LONDON: Singapore’s petrochemical shipments abroad are likely to remain weak this year, tracking the overall decline in non-oil domestic exports (NODX), underscored by sluggish oil prices and demand, as well as the slowdown in trade to primary market China, analysts said. The southeast Asian country’s annualised NODX to China has been contracting over the past three successive quarters, with March-quarter 2016 shipments down 14.6% year on year, according to International Enterprise (IE) Singapore.
Shipments to China made up close to 14% of overall NODX, making it the largest export destination of the country in the first three months of this year, IE Singapore data showed. For the whole of last year, Singapore’s NODX to China, which includes pharmaceuticals and petrochemicals, fell by 6.4% year on year. “We doubt that export conditions will improve significantly over the coming quarters, and the domestic economy will be held back by rising interest rates, fading fiscal support and weakening real wage growth,” Capital Economics said in a note.
Singapore’s non-oil domestic exports (NODX) are expected to contract between 3.0-5.0%, revised from a growth forecast of between 0.1-1.0%, while 2016 total trade is seen to shrink 6.0-8.0% against an earlier forecast of a 0-2.0% growth, IE Singapore said on Thursday. “Growth momentum in the US economy has slowed in recent months, while the Chinese economy is projected to ease further in 2016,” IE Singapore said.
“Moreover, persistently low oil prices are expected to continue to dampen oil trade in nominal terms,” the agency said. Singapore’s petrochemical exports in the first quarter fell by 12.9% year on year due to lower shipments of basic chemicals, after registering a full-year 2015 contraction of 14.9%, official data showed.

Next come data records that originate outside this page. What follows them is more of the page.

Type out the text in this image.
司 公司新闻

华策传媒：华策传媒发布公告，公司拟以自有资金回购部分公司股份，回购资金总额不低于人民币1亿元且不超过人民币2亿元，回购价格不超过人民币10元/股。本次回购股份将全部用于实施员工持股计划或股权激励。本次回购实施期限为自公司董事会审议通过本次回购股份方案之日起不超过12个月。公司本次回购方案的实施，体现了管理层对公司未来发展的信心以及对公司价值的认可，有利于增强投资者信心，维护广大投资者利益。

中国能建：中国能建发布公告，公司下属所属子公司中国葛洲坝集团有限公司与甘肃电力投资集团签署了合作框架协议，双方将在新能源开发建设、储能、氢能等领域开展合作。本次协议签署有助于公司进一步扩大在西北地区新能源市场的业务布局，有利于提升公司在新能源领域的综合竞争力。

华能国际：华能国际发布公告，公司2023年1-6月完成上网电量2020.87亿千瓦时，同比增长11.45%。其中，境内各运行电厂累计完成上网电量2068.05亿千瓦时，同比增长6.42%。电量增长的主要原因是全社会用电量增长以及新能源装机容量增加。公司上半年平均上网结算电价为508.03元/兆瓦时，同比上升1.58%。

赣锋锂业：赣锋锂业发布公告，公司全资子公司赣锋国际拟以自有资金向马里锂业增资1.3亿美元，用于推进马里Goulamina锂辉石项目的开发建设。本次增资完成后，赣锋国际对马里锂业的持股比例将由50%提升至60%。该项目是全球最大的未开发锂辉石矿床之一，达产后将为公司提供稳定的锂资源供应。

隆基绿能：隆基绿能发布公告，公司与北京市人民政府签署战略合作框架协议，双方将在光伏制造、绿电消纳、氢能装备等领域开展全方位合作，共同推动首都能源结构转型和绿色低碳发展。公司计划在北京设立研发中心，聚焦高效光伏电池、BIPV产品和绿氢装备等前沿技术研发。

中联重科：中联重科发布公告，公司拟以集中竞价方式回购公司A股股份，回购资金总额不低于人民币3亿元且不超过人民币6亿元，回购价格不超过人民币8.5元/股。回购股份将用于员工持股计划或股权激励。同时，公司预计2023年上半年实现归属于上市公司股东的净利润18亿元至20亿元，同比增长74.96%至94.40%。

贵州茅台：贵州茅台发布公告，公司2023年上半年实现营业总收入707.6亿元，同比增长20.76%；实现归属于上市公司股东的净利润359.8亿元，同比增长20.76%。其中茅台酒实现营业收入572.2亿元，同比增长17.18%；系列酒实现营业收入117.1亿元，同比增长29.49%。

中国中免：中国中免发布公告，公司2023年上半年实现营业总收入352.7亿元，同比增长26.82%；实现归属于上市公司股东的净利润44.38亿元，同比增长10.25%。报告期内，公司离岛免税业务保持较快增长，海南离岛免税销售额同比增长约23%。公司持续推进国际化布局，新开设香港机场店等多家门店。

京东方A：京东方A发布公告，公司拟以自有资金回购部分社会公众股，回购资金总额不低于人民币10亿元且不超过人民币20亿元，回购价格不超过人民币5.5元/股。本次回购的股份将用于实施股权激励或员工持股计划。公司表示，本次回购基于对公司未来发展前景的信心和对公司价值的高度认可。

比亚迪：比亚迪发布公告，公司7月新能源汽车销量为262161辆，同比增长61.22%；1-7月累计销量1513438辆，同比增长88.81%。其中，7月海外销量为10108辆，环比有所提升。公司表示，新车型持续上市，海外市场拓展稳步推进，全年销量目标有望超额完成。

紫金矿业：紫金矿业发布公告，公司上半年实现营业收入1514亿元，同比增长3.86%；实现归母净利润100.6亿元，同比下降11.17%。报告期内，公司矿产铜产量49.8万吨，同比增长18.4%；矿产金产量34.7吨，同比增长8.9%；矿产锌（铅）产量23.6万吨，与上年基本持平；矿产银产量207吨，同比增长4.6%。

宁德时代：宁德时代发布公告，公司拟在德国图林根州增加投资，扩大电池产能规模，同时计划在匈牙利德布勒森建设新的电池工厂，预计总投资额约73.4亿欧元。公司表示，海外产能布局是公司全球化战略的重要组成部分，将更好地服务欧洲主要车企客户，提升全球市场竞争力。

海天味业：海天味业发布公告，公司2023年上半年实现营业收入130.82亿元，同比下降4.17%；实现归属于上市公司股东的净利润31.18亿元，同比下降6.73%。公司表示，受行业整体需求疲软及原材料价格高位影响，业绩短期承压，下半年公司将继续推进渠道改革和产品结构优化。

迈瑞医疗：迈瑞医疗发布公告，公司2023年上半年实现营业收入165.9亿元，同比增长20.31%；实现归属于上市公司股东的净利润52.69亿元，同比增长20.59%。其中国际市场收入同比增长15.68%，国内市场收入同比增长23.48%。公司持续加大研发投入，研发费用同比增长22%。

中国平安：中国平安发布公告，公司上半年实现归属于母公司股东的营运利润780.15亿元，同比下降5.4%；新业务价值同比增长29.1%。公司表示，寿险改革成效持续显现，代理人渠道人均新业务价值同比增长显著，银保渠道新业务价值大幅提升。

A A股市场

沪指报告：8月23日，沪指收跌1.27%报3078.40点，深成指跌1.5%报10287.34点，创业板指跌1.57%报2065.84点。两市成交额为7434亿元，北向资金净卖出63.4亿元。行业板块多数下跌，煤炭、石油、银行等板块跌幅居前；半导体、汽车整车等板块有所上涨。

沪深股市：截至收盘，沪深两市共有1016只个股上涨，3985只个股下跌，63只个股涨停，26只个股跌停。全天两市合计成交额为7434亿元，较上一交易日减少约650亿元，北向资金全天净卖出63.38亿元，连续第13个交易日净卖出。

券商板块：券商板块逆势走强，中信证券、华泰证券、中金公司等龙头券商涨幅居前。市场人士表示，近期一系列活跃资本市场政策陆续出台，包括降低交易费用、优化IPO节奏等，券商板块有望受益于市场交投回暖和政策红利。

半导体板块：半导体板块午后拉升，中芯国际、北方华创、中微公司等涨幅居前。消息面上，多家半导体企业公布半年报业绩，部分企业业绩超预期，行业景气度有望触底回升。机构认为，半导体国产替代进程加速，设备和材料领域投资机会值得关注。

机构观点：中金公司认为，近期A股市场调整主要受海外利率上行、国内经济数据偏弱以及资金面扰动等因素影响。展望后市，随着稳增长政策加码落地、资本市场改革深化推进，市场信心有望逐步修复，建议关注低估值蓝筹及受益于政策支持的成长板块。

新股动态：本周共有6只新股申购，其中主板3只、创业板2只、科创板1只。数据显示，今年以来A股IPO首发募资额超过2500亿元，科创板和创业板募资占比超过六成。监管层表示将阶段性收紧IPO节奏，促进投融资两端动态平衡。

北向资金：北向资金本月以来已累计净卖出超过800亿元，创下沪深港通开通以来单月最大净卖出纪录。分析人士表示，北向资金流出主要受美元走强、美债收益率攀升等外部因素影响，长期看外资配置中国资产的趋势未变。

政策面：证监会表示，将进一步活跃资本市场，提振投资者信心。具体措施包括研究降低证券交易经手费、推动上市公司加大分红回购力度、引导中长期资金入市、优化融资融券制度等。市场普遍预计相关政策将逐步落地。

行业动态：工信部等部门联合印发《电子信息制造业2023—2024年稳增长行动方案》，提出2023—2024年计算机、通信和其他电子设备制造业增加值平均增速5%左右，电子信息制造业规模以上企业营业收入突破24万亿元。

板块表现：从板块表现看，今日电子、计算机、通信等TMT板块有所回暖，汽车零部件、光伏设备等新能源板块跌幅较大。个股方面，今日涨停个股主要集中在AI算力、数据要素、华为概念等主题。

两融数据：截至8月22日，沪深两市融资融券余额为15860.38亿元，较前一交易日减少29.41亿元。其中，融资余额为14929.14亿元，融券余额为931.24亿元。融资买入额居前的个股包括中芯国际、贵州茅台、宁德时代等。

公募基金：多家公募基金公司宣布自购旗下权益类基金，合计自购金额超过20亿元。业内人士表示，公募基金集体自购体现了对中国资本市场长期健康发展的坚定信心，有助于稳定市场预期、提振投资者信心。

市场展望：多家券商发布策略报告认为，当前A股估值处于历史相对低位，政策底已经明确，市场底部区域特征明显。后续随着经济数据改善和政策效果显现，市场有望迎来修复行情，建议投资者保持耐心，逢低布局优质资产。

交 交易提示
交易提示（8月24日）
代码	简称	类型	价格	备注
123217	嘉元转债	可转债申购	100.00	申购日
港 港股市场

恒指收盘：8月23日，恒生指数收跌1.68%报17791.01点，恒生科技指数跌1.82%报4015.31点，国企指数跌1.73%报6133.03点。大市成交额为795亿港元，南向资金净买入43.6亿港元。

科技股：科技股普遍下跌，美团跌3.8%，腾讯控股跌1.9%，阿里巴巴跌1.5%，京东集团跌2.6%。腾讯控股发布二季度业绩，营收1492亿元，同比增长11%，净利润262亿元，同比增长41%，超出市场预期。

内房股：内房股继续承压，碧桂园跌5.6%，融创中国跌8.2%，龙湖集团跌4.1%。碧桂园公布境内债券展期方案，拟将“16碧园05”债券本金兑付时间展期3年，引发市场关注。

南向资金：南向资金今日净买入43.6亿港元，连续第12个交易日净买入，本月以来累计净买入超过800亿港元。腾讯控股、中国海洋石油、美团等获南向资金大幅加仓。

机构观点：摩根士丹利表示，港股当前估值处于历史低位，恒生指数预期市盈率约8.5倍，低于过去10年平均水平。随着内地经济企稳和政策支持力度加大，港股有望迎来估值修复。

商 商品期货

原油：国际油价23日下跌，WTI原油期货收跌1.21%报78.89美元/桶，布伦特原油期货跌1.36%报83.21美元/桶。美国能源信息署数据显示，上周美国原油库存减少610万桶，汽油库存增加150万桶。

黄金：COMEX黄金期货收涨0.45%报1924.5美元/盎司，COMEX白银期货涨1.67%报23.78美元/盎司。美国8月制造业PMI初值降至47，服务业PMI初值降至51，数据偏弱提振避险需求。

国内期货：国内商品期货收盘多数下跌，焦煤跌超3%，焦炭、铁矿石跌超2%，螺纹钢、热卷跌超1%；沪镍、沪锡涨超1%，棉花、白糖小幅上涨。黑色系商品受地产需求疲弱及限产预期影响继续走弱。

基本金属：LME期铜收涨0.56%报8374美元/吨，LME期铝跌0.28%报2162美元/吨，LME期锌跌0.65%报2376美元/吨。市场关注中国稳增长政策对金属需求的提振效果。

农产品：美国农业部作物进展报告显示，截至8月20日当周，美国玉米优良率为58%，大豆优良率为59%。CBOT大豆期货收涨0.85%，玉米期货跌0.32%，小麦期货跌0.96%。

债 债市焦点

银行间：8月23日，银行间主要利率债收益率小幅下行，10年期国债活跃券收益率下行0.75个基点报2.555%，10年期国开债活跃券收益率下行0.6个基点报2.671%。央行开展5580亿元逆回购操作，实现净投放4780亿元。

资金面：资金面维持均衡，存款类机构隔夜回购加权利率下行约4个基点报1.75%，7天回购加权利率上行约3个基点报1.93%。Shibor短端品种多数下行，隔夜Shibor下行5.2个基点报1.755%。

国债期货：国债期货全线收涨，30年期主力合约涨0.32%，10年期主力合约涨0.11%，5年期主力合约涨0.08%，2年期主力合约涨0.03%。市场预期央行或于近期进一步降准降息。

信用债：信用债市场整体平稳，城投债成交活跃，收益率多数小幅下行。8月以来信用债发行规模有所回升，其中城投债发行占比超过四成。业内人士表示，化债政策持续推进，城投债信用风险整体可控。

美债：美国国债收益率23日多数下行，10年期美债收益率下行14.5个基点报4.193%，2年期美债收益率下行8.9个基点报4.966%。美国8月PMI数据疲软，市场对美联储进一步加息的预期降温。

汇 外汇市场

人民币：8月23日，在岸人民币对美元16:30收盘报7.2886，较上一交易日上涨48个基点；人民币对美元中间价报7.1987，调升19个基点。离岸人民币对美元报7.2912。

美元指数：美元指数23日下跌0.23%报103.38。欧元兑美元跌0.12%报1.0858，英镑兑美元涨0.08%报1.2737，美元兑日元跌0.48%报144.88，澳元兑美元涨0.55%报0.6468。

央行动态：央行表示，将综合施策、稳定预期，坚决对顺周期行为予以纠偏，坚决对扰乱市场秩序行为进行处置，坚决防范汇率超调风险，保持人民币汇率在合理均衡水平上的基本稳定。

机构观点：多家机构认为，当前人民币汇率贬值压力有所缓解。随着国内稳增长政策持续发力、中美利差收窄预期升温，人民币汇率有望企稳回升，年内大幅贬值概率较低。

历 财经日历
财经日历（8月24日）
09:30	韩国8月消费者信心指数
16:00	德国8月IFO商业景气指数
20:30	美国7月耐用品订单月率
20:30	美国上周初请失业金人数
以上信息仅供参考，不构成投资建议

Exports this year have been partly weighed by prolonged shutdown of Shell’s cracker on Bukom Island. The cracker, which has an ethylene capacity of 960,000 tonnes/year, has been shut since December 2015. First-quarter 2016 NODX declined 9.0% year on year, steeper than the 3.5% contraction recorded in the previous three months, as both electronic and non-electronic NODX shipments fell, it said.
Non-electronic NODX, which includes pharmaceuticals and petrochemicals, fell by 11.3% year on year from the 4.3% contraction in the previous quarter, it said. “[Overall] Exports to China have been falling and that has been the main drag on overall export performance,” Singapore-based DBS Group Research said in a note.
“In addition, the slowdown in China is structural in nature. And that suggests that the current NODX weakness may persist for a while,” it said. China, which is the world’s second-biggest economy and a major importer of petrochemicals in Asia, has been steadily slowing down over the past five years. Singapore’s NODX performance in the medium term “is still a weak one and we should expect NODX to clock in few more contractions in next few months although we are not looking for double-digit declines”, according to Alvin Liew, economist at Singapore’s UOB Global Economics & Markets Research.